En conséquence, leur allocation chômage est calculée sur la base des salaires perçus du pays employeur, comme la Suisse ou le Luxembourg. Or, ces salaires étant souvent bien plus élevés que les salaires pratiqués en France, l'assurance chômage française pâtît d’un déséquilibre financier, estimé à 800 millions d’euros annuels.
Par ailleurs, la durée d’indemnisation des travailleurs frontaliers est souvent plus longue car ils mettent davantage de temps à retrouver un emploi, en raison de la spécificité de leur situation géographique et professionnelle.
La France reçoit déjà des remboursements d’autres pays dans le cadre de la compensation européenne prévue par le règlement 883/2004, mais ces derniers ne compensent pas le surcoût lié aux allocations chômage.
Le projet de réforme de l’offre raisonnable d’emploi (ORE)
L’une des mesures de la réforme de l’assurance chômage concerne l’offre raisonnable d’emploi (ORE) qui, entre autres, peut redéfinir les conditions du contrat d’engagement pour les travailleurs frontaliers.
Qu’est-ce que l’ORE ?
Lorsqu’un demandeur d’emploi s’inscrit à France Travail, il définit dans son contrat d’engagement (anciennement PPAE) les caractéristiques des emplois qu’il s’engage à accepter :
- Type de poste recherché ;
- Zone géographique ;
- Niveau de salaire attendu.
Ce que prévoit le décret
Actuellement, un demandeur d’emploi frontalier peut fixer son salaire attendu en tenant compte des rémunérations pratiquées à l’étranger.

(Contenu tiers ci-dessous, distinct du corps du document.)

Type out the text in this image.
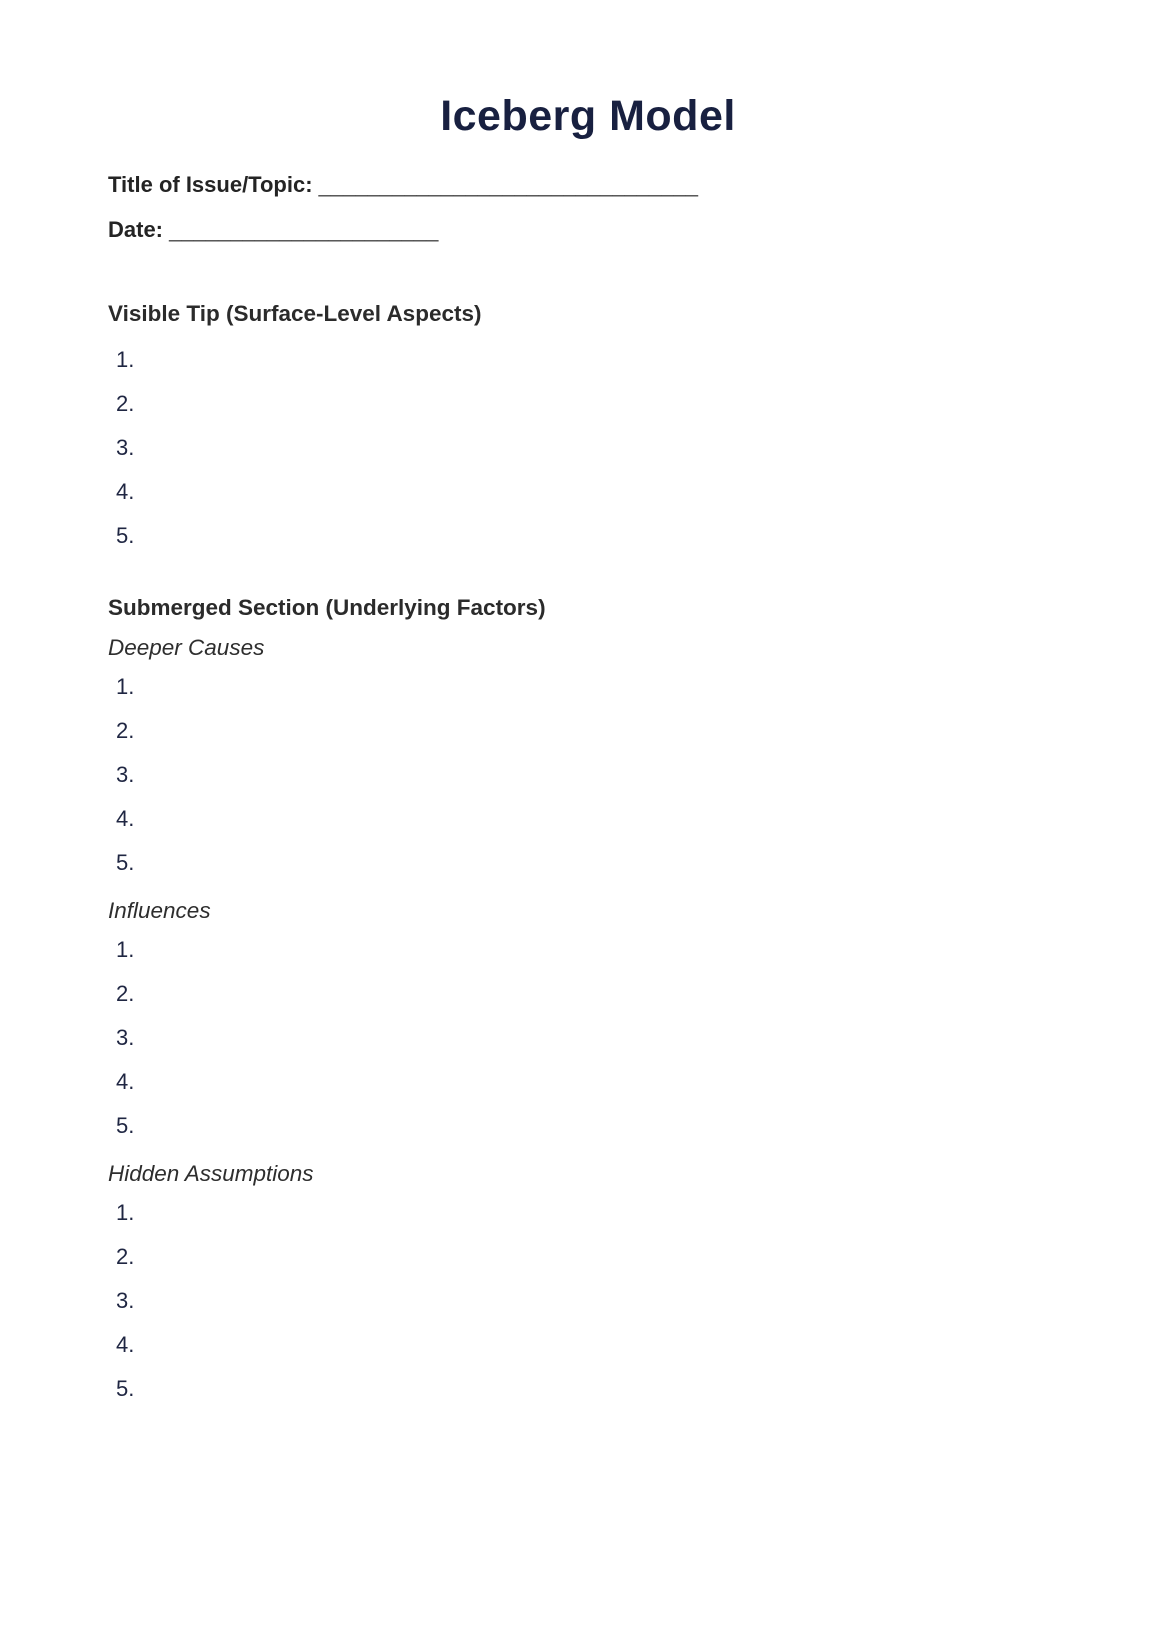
Iceberg Model
Title of Issue/Topic: _______________________________
Date: ______________________
Visible Tip (Surface-Level Aspects)
1.
2.
3.
4.
5.
Submerged Section (Underlying Factors)
Deeper Causes
1.
2.
3.
4.
5.
Influences
1.
2.
3.
4.
5.
Hidden Assumptions
1.
2.
3.
4.
5.
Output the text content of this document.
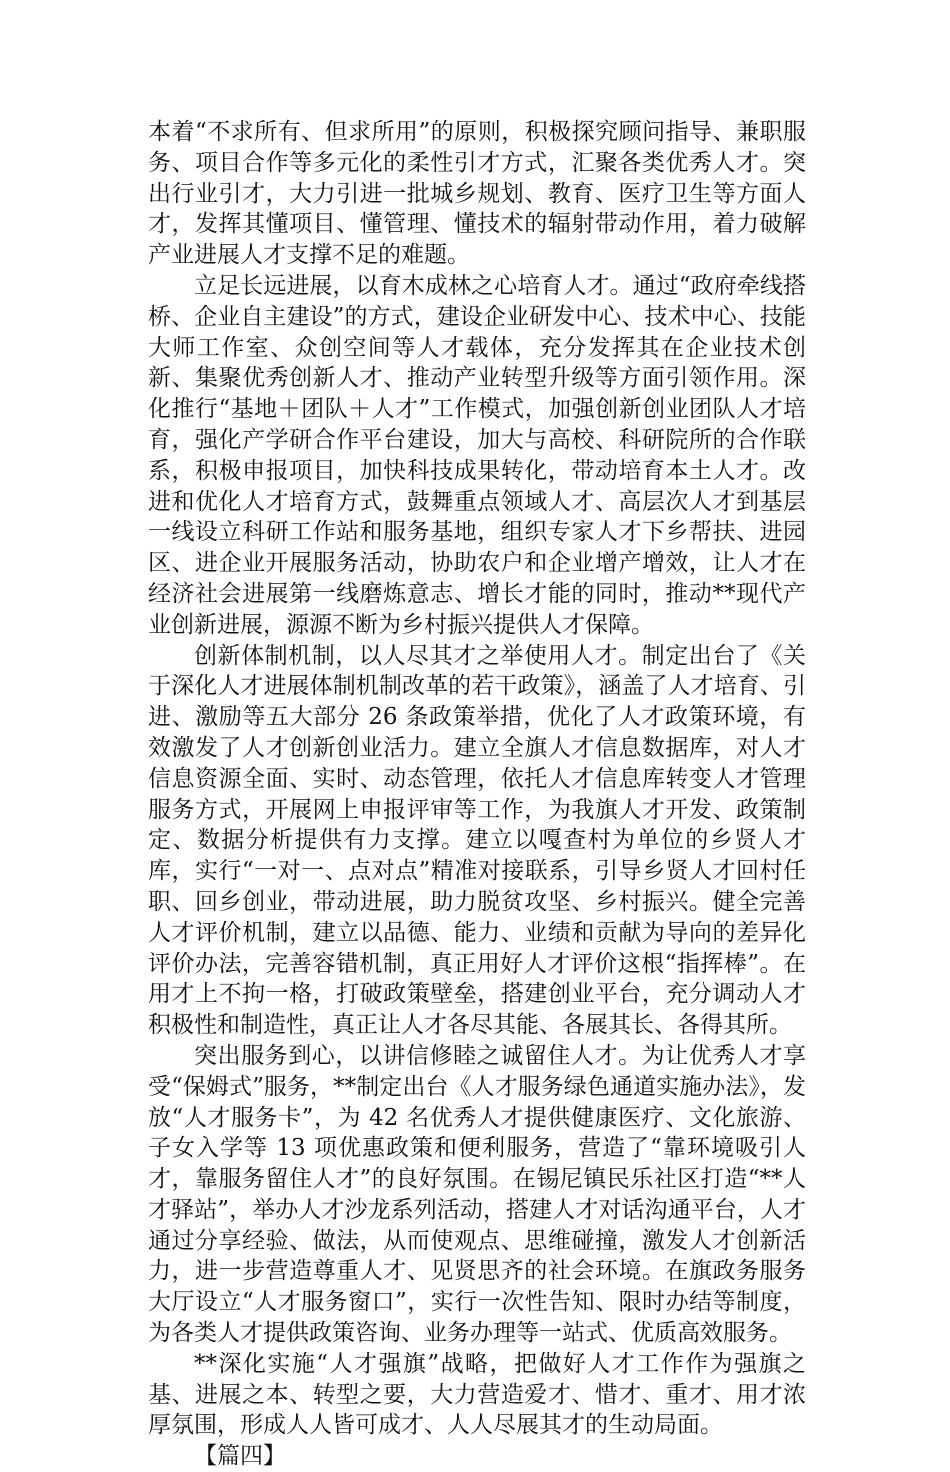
本着“不求所有、但求所用”的原则，积极探究顾问指导、兼职服务、项目合作等多元化的柔性引才方式，汇聚各类优秀人才。突出行业引才，大力引进一批城乡规划、教育、医疗卫生等方面人才，发挥其懂项目、懂管理、懂技术的辐射带动作用，着力破解产业进展人才支撑不足的难题。

立足长远进展，以育木成林之心培育人才。通过“政府牵线搭桥、企业自主建设”的方式，建设企业研发中心、技术中心、技能大师工作室、众创空间等人才载体，充分发挥其在企业技术创新、集聚优秀创新人才、推动产业转型升级等方面引领作用。深化推行“基地＋团队＋人才”工作模式，加强创新创业团队人才培育，强化产学研合作平台建设，加大与高校、科研院所的合作联系，积极申报项目，加快科技成果转化，带动培育本土人才。改进和优化人才培育方式，鼓舞重点领域人才、高层次人才到基层一线设立科研工作站和服务基地，组织专家人才下乡帮扶、进园区、进企业开展服务活动，协助农户和企业增产增效，让人才在经济社会进展第一线磨炼意志、增长才能的同时，推动**现代产业创新进展，源源不断为乡村振兴提供人才保障。

创新体制机制，以人尽其才之举使用人才。制定出台了《关于深化人才进展体制机制改革的若干政策》，涵盖了人才培育、引进、激励等五大部分 26 条政策举措，优化了人才政策环境，有效激发了人才创新创业活力。建立全旗人才信息数据库，对人才信息资源全面、实时、动态管理，依托人才信息库转变人才管理服务方式，开展网上申报评审等工作，为我旗人才开发、政策制定、数据分析提供有力支撑。建立以嘎查村为单位的乡贤人才库，实行“一对一、点对点”精准对接联系，引导乡贤人才回村任职、回乡创业，带动进展，助力脱贫攻坚、乡村振兴。健全完善人才评价机制，建立以品德、能力、业绩和贡献为导向的差异化评价办法，完善容错机制，真正用好人才评价这根“指挥棒”。在用才上不拘一格，打破政策壁垒，搭建创业平台，充分调动人才积极性和制造性，真正让人才各尽其能、各展其长、各得其所。

突出服务到心，以讲信修睦之诚留住人才。为让优秀人才享受“保姆式”服务，**制定出台《人才服务绿色通道实施办法》，发放“人才服务卡”，为 42 名优秀人才提供健康医疗、文化旅游、子女入学等 13 项优惠政策和便利服务，营造了“靠环境吸引人才，靠服务留住人才”的良好氛围。在锡尼镇民乐社区打造“**人才驿站”，举办人才沙龙系列活动，搭建人才对话沟通平台，人才通过分享经验、做法，从而使观点、思维碰撞，激发人才创新活力，进一步营造尊重人才、见贤思齐的社会环境。在旗政务服务大厅设立“人才服务窗口”，实行一次性告知、限时办结等制度，为各类人才提供政策咨询、业务办理等一站式、优质高效服务。

**深化实施“人才强旗”战略，把做好人才工作作为强旗之基、进展之本、转型之要，大力营造爱才、惜才、重才、用才浓厚氛围，形成人人皆可成才、人人尽展其才的生动局面。

【篇四】
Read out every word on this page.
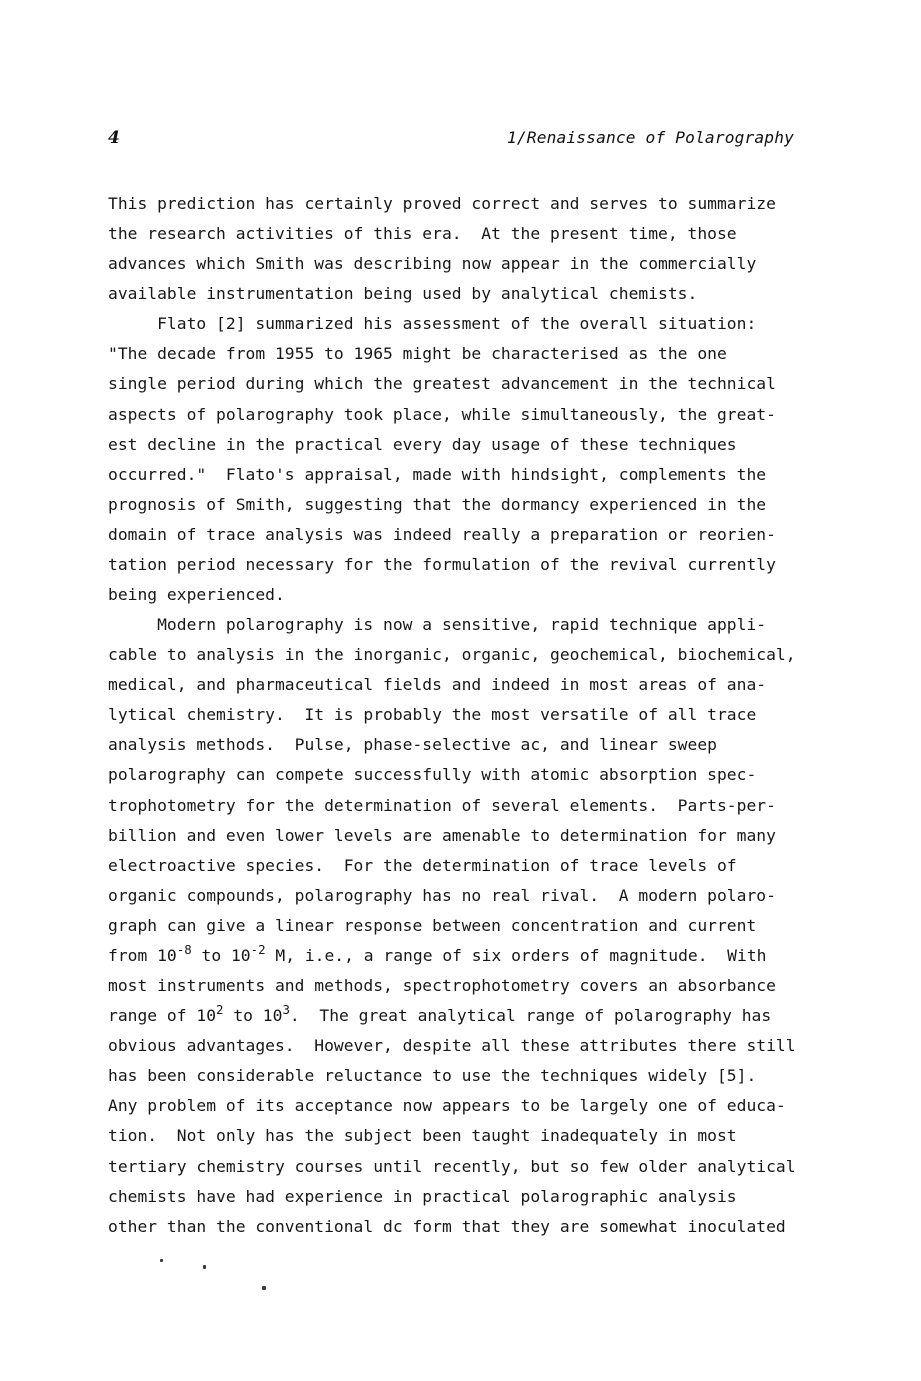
4	1/Renaissance of Polarography
This prediction has certainly proved correct and serves to summarize
the research activities of this era.  At the present time, those
advances which Smith was describing now appear in the commercially
available instrumentation being used by analytical chemists.
Flato [2] summarized his assessment of the overall situation:
"The decade from 1955 to 1965 might be characterised as the one
single period during which the greatest advancement in the technical
aspects of polarography took place, while simultaneously, the great-
est decline in the practical every day usage of these techniques
occurred."  Flato's appraisal, made with hindsight, complements the
prognosis of Smith, suggesting that the dormancy experienced in the
domain of trace analysis was indeed really a preparation or reorien-
tation period necessary for the formulation of the revival currently
being experienced.
Modern polarography is now a sensitive, rapid technique appli-
cable to analysis in the inorganic, organic, geochemical, biochemical,
medical, and pharmaceutical fields and indeed in most areas of ana-
lytical chemistry.  It is probably the most versatile of all trace
analysis methods.  Pulse, phase-selective ac, and linear sweep
polarography can compete successfully with atomic absorption spec-
trophotometry for the determination of several elements.  Parts-per-
billion and even lower levels are amenable to determination for many
electroactive species.  For the determination of trace levels of
organic compounds, polarography has no real rival.  A modern polaro-
graph can give a linear response between concentration and current
from 10-8 to 10-2 M, i.e., a range of six orders of magnitude.  With
most instruments and methods, spectrophotometry covers an absorbance
range of 102 to 103.  The great analytical range of polarography has
obvious advantages.  However, despite all these attributes there still
has been considerable reluctance to use the techniques widely [5].
Any problem of its acceptance now appears to be largely one of educa-
tion.  Not only has the subject been taught inadequately in most
tertiary chemistry courses until recently, but so few older analytical
chemists have had experience in practical polarographic analysis
other than the conventional dc form that they are somewhat inoculated
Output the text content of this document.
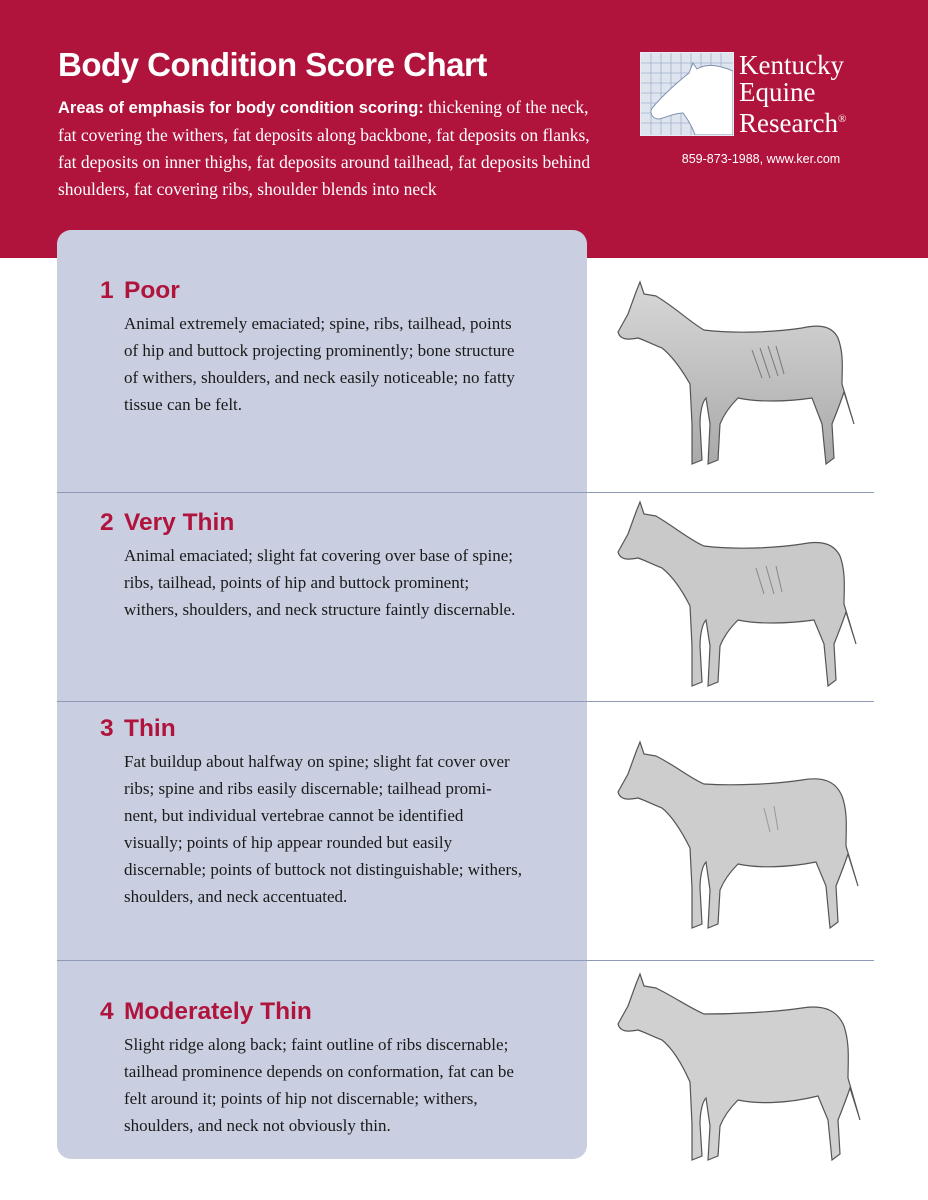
Body Condition Score Chart

Areas of emphasis for body condition scoring: thickening of the neck, fat covering the withers, fat deposits along backbone, fat deposits on flanks, fat deposits on inner thighs, fat deposits around tailhead, fat deposits behind shoulders, fat covering ribs, shoulder blends into neck

Kentucky
Equine
Research®
859-873-1988, www.ker.com
1 Poor

Animal extremely emaciated; spine, ribs, tailhead, points of hip and buttock projecting prominently; bone structure of withers, shoulders, and neck easily noticeable; no fatty tissue can be felt.

2 Very Thin

Animal emaciated; slight fat covering over base of spine; ribs, tailhead, points of hip and buttock prominent; withers, shoulders, and neck structure faintly discernable.

3 Thin

Fat buildup about halfway on spine; slight fat cover over ribs; spine and ribs easily discernable; tailhead promi-nent, but individual vertebrae cannot be identified visually; points of hip appear rounded but easily discernable; points of buttock not distinguishable; withers, shoulders, and neck accentuated.

4 Moderately Thin

Slight ridge along back; faint outline of ribs discernable; tailhead prominence depends on conformation, fat can be felt around it; points of hip not discernable; withers, shoulders, and neck not obviously thin.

Le projet de décret, prévu pour une consultation le 21 janvier 2025, viendrait modifier cela : à l’avenir, seuls les salaires pratiqués en France seraient pris en compte pour déterminer le salaire attendu dans l’ORE.
Cela signifie qu’un travailleur frontalier qui perd son emploi en Suisse ou au Luxembourg, par exemple, ne pourra plus s’appuyer sur les salaires pratiqués dans ces pays (ou sur ses précédents salaires à l’étranger) pour définir ses attentes salariales en France. Ce changement pourrait l’inciter à accepter plus rapidement un poste à salaire plus modeste (conforme aux normes françaises), voire réduire la durée de son indemnisation.
Pourquoi une réduction de la durée d’indemnisation ? Le contrat d’engagement établit que si le demandeur refuse un nombre raisonnable d’offres d’emploi correspondant à ses critères (géographiques, de rémunération, de type de poste), il pourrait voir ses droits suspendus. Avec la réforme, les travailleurs frontaliers ne pourront plus baser leurs attentes salariales sur les rémunérations pratiquées à l’étranger. Par conséquent, les offres d’emploi proposées sur la base des salaires français moyens seront jugées raisonnables. Refuser à plusieurs reprises des offres cohérentes avec le marché français serait ainsi assimilé à un refus d’ORE, pouvant entrainer une suspension de l’aide au retour à l’emploi (ARE). |
Pourquoi cette réforme ?
Les enjeux financiers
Dans le cadre de la demande d’emploi des travailleurs transfrontaliers, cette réforme vise à :
- Réduire les déséquilibres financiers pesant sur le régime français ;
- Limiter le risque d’abus dans la fixation des niveaux de salaire attendus par les frontaliers.
Un cadre européen contraignant
Une précédente tentative pour introduire un coefficient d’ajustement des salaires étrangers dans le calcul des allocations avait été jugée contraire aux principes européens de non-discrimination. Le gouvernement s’est donc tourné vers une autre voie : la révision des critères d’ORE, mesure encadrée par le droit national.
Les implications pour les travailleurs frontaliers
Pour les travailleurs frontaliers, la réforme de l'ORE signifie une révision de leurs attentes salariales et de leur stratégie de recherche d'emploi. Ils devront désormais ajuster leurs prétentions salariales (et donc aspirations professionnelles) en fonction des salaires pratiqués en France. Cette mesure pourrait aussi accélérer leur retour à l'emploi en France, car elle les obligera à accepter des offres plus proches des standards salariaux français.